Dolayısıyla da lodostan hazetmememin nedeni başka bir nedenden, ayıptır söylemesi, bu rüzgârın bende adetli kadınlara dokunmak gibi bir bulantı yaratmasından kaynaklanır.
Zaten Adriyatik’in “sirokko”, Batı Akdeniz’in “mistral” ve Güney Akdeniz’in “hamsin” rüzgârları da böyledir. Hissettim miydi nevrim dönüverir. Anında da fark ederim.
Üstelik lodos zamanı balık yenmez. Isınan sular taam ve lezzetin canına okur.
Tabii bunu da yine İstanbul çocukları bilir ki, âlâ torik lakerdasıyla yalancı palamut lakerdasını bile ayırt etmekten âciz olanlara söyleyecek sözüm yok!
HAYIR hayır, lakerdasına yalancı dedim diye palamudu küçümsediğim sanılmasın!
Hâşâ! Böyle yakıştırmayı hakaret addederim.
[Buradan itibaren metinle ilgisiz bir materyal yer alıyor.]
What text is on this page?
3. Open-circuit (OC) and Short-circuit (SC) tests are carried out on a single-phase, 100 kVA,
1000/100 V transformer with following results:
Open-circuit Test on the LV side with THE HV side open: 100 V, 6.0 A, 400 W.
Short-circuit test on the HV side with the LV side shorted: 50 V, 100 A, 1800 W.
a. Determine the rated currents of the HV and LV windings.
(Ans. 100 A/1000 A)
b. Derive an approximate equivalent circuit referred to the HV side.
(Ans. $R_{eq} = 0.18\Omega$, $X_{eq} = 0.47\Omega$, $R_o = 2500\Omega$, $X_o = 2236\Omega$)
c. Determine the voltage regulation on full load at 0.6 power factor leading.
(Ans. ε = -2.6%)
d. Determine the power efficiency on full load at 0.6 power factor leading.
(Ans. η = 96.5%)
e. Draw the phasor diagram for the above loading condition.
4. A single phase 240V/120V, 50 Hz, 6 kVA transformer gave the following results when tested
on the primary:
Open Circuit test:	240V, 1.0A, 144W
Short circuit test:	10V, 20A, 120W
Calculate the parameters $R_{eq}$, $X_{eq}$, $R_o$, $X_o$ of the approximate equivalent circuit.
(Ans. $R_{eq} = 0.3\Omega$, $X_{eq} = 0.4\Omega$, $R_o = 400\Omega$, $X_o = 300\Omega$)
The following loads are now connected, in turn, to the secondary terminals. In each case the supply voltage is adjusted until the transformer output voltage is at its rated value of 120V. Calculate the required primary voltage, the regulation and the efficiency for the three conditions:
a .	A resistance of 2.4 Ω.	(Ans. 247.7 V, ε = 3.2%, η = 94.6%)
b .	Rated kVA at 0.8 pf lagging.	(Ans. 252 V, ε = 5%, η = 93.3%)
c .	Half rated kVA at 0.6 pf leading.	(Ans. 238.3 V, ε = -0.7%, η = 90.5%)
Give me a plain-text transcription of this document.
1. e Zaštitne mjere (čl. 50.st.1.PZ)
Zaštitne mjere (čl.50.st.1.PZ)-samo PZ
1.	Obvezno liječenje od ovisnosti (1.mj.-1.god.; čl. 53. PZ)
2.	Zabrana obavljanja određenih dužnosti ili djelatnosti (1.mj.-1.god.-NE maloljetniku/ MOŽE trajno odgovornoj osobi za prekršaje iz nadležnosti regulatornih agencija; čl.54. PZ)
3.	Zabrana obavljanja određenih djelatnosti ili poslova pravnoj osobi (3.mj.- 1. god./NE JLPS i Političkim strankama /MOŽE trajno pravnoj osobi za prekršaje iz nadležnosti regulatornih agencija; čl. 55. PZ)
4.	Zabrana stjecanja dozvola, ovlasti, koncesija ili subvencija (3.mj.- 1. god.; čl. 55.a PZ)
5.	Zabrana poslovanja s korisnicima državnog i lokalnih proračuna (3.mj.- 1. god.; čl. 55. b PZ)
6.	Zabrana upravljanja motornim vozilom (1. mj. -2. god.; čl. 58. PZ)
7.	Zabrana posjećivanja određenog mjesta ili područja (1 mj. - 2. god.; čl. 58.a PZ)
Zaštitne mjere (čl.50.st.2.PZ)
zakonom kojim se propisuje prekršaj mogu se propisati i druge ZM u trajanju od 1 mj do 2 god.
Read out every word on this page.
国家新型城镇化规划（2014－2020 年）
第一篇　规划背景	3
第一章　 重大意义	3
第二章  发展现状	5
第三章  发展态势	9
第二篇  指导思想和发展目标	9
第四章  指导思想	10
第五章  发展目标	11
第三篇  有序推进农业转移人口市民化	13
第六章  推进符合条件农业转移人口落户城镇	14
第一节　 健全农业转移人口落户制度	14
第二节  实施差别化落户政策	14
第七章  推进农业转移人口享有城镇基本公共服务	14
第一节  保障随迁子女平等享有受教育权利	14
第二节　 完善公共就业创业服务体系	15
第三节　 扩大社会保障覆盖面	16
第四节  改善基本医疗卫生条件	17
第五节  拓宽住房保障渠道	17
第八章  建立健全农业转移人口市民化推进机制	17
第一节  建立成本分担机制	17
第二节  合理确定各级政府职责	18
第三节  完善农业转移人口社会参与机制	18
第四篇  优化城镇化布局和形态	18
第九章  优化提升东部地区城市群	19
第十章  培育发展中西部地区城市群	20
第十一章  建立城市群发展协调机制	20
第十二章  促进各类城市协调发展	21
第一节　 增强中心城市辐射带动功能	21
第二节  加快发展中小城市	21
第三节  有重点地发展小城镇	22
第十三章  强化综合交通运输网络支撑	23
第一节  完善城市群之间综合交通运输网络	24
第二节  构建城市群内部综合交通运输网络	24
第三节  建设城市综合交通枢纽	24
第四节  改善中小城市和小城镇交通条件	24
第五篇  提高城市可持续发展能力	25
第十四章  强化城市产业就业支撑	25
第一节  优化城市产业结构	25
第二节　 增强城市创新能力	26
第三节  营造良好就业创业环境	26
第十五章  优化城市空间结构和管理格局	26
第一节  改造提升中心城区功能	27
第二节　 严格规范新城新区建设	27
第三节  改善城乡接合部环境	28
O mukaddes “derya kuzusu” ki; fi tarihinin filikalarında çifti elli kuruşa “fukara bifteği” diye satılan o emsalsiz “pelamys sarda” ki; öz be bizim şehir sularımıza ait olduğu için de Bizans paralarına tasviri bile işlenmiş o bereket “palamide”se ki, halen tam bolluk mevsimi olmasına rağmen Karaköy balık pazarında dahi tanesi 12–15 papelden aşağı inmedi.
Kuru vonosun tavası geçti, canım balık şimdi iyicene palazlandığı için ızgara veya pilâki vaktidir ama, mübarek artık hiç bulunmaz orkinos veya kalkan fiyatıyla yarışıyor.
Eh, barbar reisler bütün dünyada yalnız dev okyanuslar için kızağa konulan heyula tekneleriyle iki küçücük içdenizimizi arsızca, vahşice ve haince yağmalamadılar mı?
İŞTE buyrun bakalım, şimdi palamudun kokusunu bile rüyada teneffüs edebiliyoruz.
Marmara’yı zaten, Boğaz’ı tamamen, Karadeniz’i de haydi haydi kuruttular. Bitirdiler.
Nitekim de bu konuda ekolojistlerin en yobazını bile can-ı gönülden destekliyorum.
Şahitsiniz, şu “havadan ve sudan yazı”da o havaların Aralık başında “sucuk yazı” sürdürmesinden yakınmadım ama, o suların “palamut yazı”nı gaspedenlerden davacıyım.
Adaletin tecellisi de burnu sipsivri kılıç balıklarından müteşekkil bir mahkemede arayacağım ki, eminim bununla ne imâ ettiğimi anlamışsınızdır.